Add an extract_zipkin_attrs_from_headers() helper #143

dbishop · 2020-02-22T01:19:42Z

It turns out that extracting B3 headers correctly is harder than it
sounds. This helper function implements the standard as specified at:
https://github.com/openzipkin/b3-propagation

You can pass a dict or dict-like object to the new
extract_zipkin_attrs_from_headers() function, and get back a
ZipkinAttrs instance you can trust.

In some cases, a sample_rate float and a use_128bit_trace_id flag are
required, so they appear in the function signature as well.

This should take care of single-header extraction, which is part of
Issue #98.

This may help with Issue #73 (missing or empty X-B3-Sampled).

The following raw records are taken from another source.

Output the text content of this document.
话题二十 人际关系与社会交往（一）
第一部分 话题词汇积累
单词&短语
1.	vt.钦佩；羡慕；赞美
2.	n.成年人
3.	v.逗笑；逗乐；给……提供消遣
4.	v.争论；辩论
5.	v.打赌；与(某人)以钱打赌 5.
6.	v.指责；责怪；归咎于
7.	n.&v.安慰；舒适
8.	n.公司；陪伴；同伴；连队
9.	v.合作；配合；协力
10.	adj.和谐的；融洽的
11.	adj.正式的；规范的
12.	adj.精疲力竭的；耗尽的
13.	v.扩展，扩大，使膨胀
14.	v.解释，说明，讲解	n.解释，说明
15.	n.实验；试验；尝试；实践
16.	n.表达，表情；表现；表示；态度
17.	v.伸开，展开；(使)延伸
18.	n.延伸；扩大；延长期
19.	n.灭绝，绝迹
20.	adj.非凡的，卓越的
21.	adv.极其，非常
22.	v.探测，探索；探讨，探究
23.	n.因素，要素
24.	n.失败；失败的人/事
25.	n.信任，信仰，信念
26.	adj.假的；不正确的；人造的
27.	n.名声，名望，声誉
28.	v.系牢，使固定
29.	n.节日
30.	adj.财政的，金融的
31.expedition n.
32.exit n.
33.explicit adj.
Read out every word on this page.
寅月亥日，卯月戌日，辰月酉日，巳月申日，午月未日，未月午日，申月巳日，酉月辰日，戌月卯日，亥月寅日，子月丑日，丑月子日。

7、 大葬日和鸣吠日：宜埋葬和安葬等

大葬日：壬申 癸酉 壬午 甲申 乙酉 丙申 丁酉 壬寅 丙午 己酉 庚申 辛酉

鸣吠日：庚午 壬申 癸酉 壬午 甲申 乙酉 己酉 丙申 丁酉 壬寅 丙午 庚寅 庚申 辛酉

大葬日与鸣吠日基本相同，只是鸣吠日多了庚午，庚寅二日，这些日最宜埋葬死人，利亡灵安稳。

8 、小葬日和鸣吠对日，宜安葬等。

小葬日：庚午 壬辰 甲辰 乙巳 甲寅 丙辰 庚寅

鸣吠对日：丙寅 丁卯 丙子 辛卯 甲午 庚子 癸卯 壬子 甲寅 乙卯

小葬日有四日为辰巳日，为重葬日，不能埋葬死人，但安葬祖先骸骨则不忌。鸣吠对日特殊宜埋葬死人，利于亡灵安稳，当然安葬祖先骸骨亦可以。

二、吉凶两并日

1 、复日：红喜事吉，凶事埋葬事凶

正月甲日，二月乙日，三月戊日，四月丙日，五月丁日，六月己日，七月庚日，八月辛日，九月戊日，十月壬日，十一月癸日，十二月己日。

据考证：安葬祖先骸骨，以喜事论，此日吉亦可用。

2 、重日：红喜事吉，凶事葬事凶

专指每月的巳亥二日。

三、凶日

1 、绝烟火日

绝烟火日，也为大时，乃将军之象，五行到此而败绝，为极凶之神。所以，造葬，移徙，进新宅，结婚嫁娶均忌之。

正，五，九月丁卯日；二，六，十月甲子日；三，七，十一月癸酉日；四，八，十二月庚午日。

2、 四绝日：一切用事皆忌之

coveralls · 2020-02-22T01:30:15Z

Coverage remained the same at ?% when pulling 4daa04e on swiftstack:b3-header-extraction into bcd1ed9 on Yelp:master.

drolando

Thanks for doing this! Looks pretty good in general, I'd just get rid of the validation logic and simplify the tests by using pytest.mark.parameterize

py_zipkin/zipkin.py

tests/zipkin_test.py

py_zipkin/zipkin.py

tests/request_helpers_test.py

drolando · 2020-02-24T02:49:29Z

tests/request_helpers_test.py

+        }, sample_rate=88.2)
+        assert [] == mock_random.mock_calls
+
+    # non-defer debug-trace, no parent span


there's no d in here

I went back and double-checked https://github.com/openzipkin/b3-propagation and the "d" thing is only for single-header AFAICT.

For multi-header, it says only (no mention of "d" for Sampling State nor Debug Flag):

Sampling State An accept sampling decision is encoded as X-B3-Sampled: 1 and a deny as X-B3-Sampled: 0. Absent means defer the decision to the receiver of this header. For example, a Sampled header might look like: X-B3-Sampled: 1. Note: Before this specification was written, some tracers propagated X-B3-Sampled as true or false as opposed to 1 or 0. While you shouldn't encode X-B3-Sampled as true or false, a lenient implementation may accept them. Debug Flag Debug is encoded as X-B3-Flags: 1. Debug implies an accept decision, so don't also send the X-B3-Sampled header.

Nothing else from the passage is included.